When “Could They?” Becomes “What Does It Cost?”
I’m lucky enough to have a friend who will stop his day once in a while so we can walk the neighborhood and solve the problems of the world.
Sometimes those problems are small — a washing machine that didn’t get fixed properly, a service call that cost more than promised, a contractor who didn’t quite do the job they said they would. We walk, we wave to neighbors, we greet dogs, and we argue about whether we got our money’s worth.
We’ve been doing this long enough that we can reference old conversations. Long enough to nod quietly when one of us has to admit the other read the tea leaves better. Most of the time, it’s light. Practical. Grounded.
Politics used to be like that too.
At first, we only talked about it when something big happened. Would Trump get convicted? Was Joe Biden too old? What would it mean if a bill passed? We tried to stick to facts, with a little humor to keep it human.
But somewhere along the way, the conversations changed.
Now, most of our walk is spent talking about the state of the country — how we got here, and why the self-correction mechanisms our founders built into the system haven’t kicked in.
Our discussions are still based on what we can see. We challenge each other. We pull each other back when one of us drifts too far into speculation. We’re not naïve. We know power attracts bad actors. For every Superman, there’s a Lex Luthor. For every saint, a sinner. That’s not a revelation — it’s human nature.
The trick has always been putting the good ones — or at least the good enough ones — in charge.
We understood Joe Biden was aging. We understood Trump was convicted of felonies. We understood there was no significant voter fraud. We also understood that whenever power is handed over, it can be abused.
Where we were wrong was speed.
We assumed Congress would check the executive branch. We assumed the courts would move fast enough to matter. We assumed norms would slow things down.
We didn’t account for what happens when someone moves faster than the system — ignores the rules, bypasses the guardrails, and lets the consequences lag months behind the actions.
At first, we debated whether they could do it.
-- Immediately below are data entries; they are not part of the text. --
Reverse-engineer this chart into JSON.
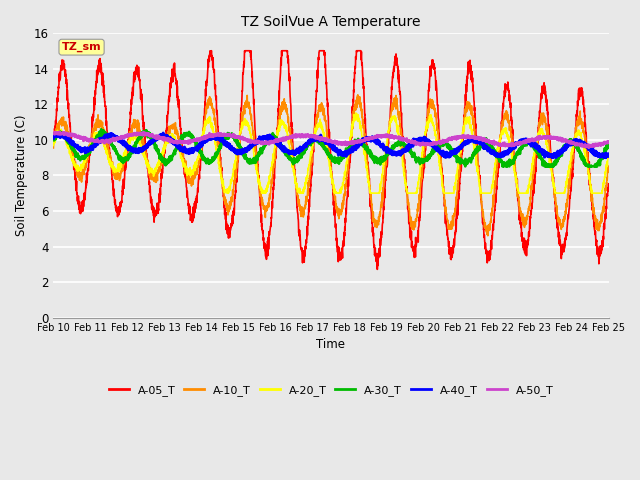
{
  "title": "TZ SoilVue A Temperature",
  "xlabel": "Time",
  "ylabel": "Soil Temperature (C)",
  "ylim": [
    0,
    16
  ],
  "yticks": [
    0,
    2,
    4,
    6,
    8,
    10,
    12,
    14,
    16
  ],
  "series_colors": {
    "A-05_T": "#ff0000",
    "A-10_T": "#ff8c00",
    "A-20_T": "#ffff00",
    "A-30_T": "#00bb00",
    "A-40_T": "#0000ff",
    "A-50_T": "#cc44cc"
  },
  "series_linewidths": {
    "A-05_T": 1.2,
    "A-10_T": 1.2,
    "A-20_T": 1.2,
    "A-30_T": 1.8,
    "A-40_T": 2.2,
    "A-50_T": 1.8
  },
  "background_color": "#e8e8e8",
  "plot_bg_color": "#e8e8e8",
  "grid_color": "#ffffff",
  "annotation_text": "TZ_sm",
  "annotation_color": "#cc0000",
  "annotation_bg": "#ffff99",
  "x_tick_labels": [
    "Feb 10",
    "Feb 11",
    "Feb 12",
    "Feb 13",
    "Feb 14",
    "Feb 15",
    "Feb 16",
    "Feb 17",
    "Feb 18",
    "Feb 19",
    "Feb 20",
    "Feb 21",
    "Feb 22",
    "Feb 23",
    "Feb 24",
    "Feb 25"
  ]
}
Then we watched them do it.
Then the question became: what does it mean that they did?
What we didn’t fully grasp was that this wasn’t improvisation. There was a playbook. Messaging strategies. Loyalists willing to support the outcome at any cost. The first term ended in defeat and embarrassment. The second would be different. This time, whatever happened would be justified — as long as it never felt like that again.
Who they are is still unclear. One man? A movement? A coalition behind the scenes? No matter how far we walk, we don’t quite land on an answer.
But by October, that question almost stops mattering.
Because October is when the bill comes due.
Just like with the washing machine or the contractor, we’re no longer arguing about intentions. We’re talking about cost. About quality. About whether the service we were promised is the service we’re getting — and what happens when it isn’t.
Once again, my neighbor and I find ourselves asking the same question we always do at the end of our walks:
Did we get what we paid for?
And if not — who’s going to be held accountable?